In 1970, an American graduate student set off for what was then the Soviet Union, taking a camera he’d bought for the trip. William Craft Brumfield spent the next half-century travelling through the Soviet Union and its successor states, becoming a specialist in the region’s architectural history and a respected photographer in his own right. Along the way, he developed an interest in the work of Prokudin-Gorsky. He visited and photographed many of the same sites, and in Journeys through the Russian Empire he brings the two collections together. The juxtaposition of the newer photograph with the old, often taken from the same angle, captures the twilight, and in one case the aftermath, of two empires – the Romanov dynasty and the USSR.
Rather than attempt an overview of the entire Prokudin-Gorsky collection, Brumfield concentrates on religious buildings. His selection includes Prokudin-Gorsky’s portraits of individual churches and monasteries, and – in one chapter – mosques and madrasas. He also includes a striking urban panorama of the Siberian city of Perm, taken in 1909, with its cathedral, mosque, railway bridge, foundries billowing smoke, steamers and barges on the Kama river. This is a city undergoing rapid industrialisation, a dynamism caught in the smoke moving across the skyline.
For the most part, however, Prokudin-Gorsky’s pictures have a static quality. The process he used to produce colour photographs required a relatively long exposure, making it impossible to capture the bustle of a city scene. His pictures of religious buildings were shot at quiet times: in the market town of Borisoglebsky, for example, he photographed the Rostov monastery before the market stalls had been set up. Without people or movement, these pictures seem timeless. Although in other photographs Prokudin-Gorsky sought to capture some of the great transformations underway in the early 20th century – new railways and waterways – his depictions of churches and monasteries, often set against a rural backdrop, suggest an unchanging country. The vividness of the colour images, and the nostalgia of their composition, explains the interest Prokudin-Gorsky’s photographs have attracted in recent decades, as Russians look for alternatives to the Soviet legacy.

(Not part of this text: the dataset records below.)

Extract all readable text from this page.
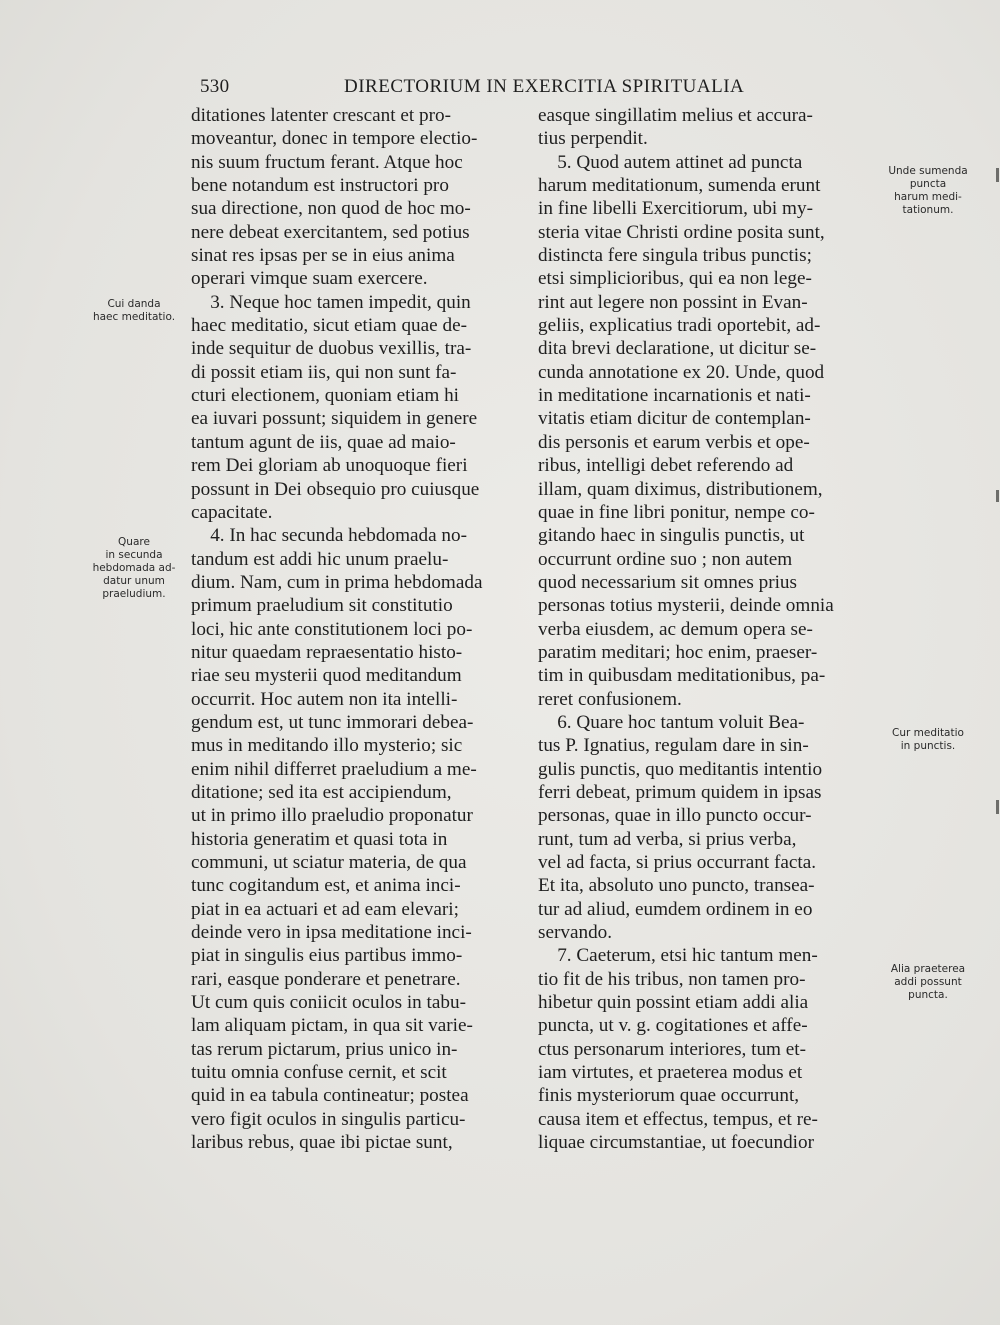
530	DIRECTORIUM IN EXERCITIA SPIRITUALIA
ditationes latenter crescant et pro-
moveantur, donec in tempore electio-
nis suum fructum ferant. Atque hoc
bene notandum est instructori pro
sua directione, non quod de hoc mo-
nere debeat exercitantem, sed potius
sinat res ipsas per se in eius anima
operari vimque suam exercere.
3. Neque hoc tamen impedit, quin
haec meditatio, sicut etiam quae de-
inde sequitur de duobus vexillis, tra-
di possit etiam iis, qui non sunt fa-
cturi electionem, quoniam etiam hi
ea iuvari possunt; siquidem in genere
tantum agunt de iis, quae ad maio-
rem Dei gloriam ab unoquoque fieri
possunt in Dei obsequio pro cuiusque
capacitate.
4. In hac secunda hebdomada no-
tandum est addi hic unum praelu-
dium. Nam, cum in prima hebdomada
primum praeludium sit constitutio
loci, hic ante constitutionem loci po-
nitur quaedam repraesentatio histo-
riae seu mysterii quod meditandum
occurrit. Hoc autem non ita intelli-
gendum est, ut tunc immorari debea-
mus in meditando illo mysterio; sic
enim nihil differret praeludium a me-
ditatione; sed ita est accipiendum,
ut in primo illo praeludio proponatur
historia generatim et quasi tota in
communi, ut sciatur materia, de qua
tunc cogitandum est, et anima inci-
piat in ea actuari et ad eam elevari;
deinde vero in ipsa meditatione inci-
piat in singulis eius partibus immo-
rari, easque ponderare et penetrare.
Ut cum quis coniicit oculos in tabu-
lam aliquam pictam, in qua sit varie-
tas rerum pictarum, prius unico in-
tuitu omnia confuse cernit, et scit
quid in ea tabula contineatur; postea
vero figit oculos in singulis particu-
laribus rebus, quae ibi pictae sunt,
easque singillatim melius et accura-
tius perpendit.
5. Quod autem attinet ad puncta
harum meditationum, sumenda erunt
in fine libelli Exercitiorum, ubi my-
steria vitae Christi ordine posita sunt,
distincta fere singula tribus punctis;
etsi simplicioribus, qui ea non lege-
rint aut legere non possint in Evan-
geliis, explicatius tradi oportebit, ad-
dita brevi declaratione, ut dicitur se-
cunda annotatione ex 20. Unde, quod
in meditatione incarnationis et nati-
vitatis etiam dicitur de contemplan-
dis personis et earum verbis et ope-
ribus, intelligi debet referendo ad
illam, quam diximus, distributionem,
quae in fine libri ponitur, nempe co-
gitando haec in singulis punctis, ut
occurrunt ordine suo ; non autem
quod necessarium sit omnes prius
personas totius mysterii, deinde omnia
verba eiusdem, ac demum opera se-
paratim meditari; hoc enim, praeser-
tim in quibusdam meditationibus, pa-
reret confusionem.
6. Quare hoc tantum voluit Bea-
tus P. Ignatius, regulam dare in sin-
gulis punctis, quo meditantis intentio
ferri debeat, primum quidem in ipsas
personas, quae in illo puncto occur-
runt, tum ad verba, si prius verba,
vel ad facta, si prius occurrant facta.
Et ita, absoluto uno puncto, transea-
tur ad aliud, eumdem ordinem in eo
servando.
7. Caeterum, etsi hic tantum men-
tio fit de his tribus, non tamen pro-
hibetur quin possint etiam addi alia
puncta, ut v. g. cogitationes et affe-
ctus personarum interiores, tum et-
iam virtutes, et praeterea modus et
finis mysteriorum quae occurrunt,
causa item et effectus, tempus, et re-
liquae circumstantiae, ut foecundior
Cui danda
haec meditatio.
Quare
in secunda
hebdomada ad-
datur unum
praeludium.
Unde sumenda
puncta
harum medi-
tationum.
Cur meditatio
in punctis.
Alia praeterea
addi possunt
puncta.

What happened to this pre-Soviet heritage in the decades after 1917? Is this really a Russia that was ‘lost’? On first viewing, the two journeys presented in this collection suggest not. Brumfield was able to re-create set pieces that differed little from those of his predecessor: the same church still stands, sometimes crumbling or missing parts, sometimes restored, but always recognisable. Photographs of the town of Suzdal, taken almost a century apart, show few signs of change: green fields and low wooden houses still surround the Intercession Convent, with no evidence of a Soviet imprint. The new industrial centre of Yaroslavl was built to the west of the old city, so the religious buildings photographed by Brumfield are still bordered by the trees we see in Prokudin-Gorsky’s images. There are exceptions: Brumfield’s shots of Yekaterinburg show a city transformed, the Cathedral of Saint Catherine destroyed and the district court overshadowed by Soviet blocks and post-Soviet skyscrapers.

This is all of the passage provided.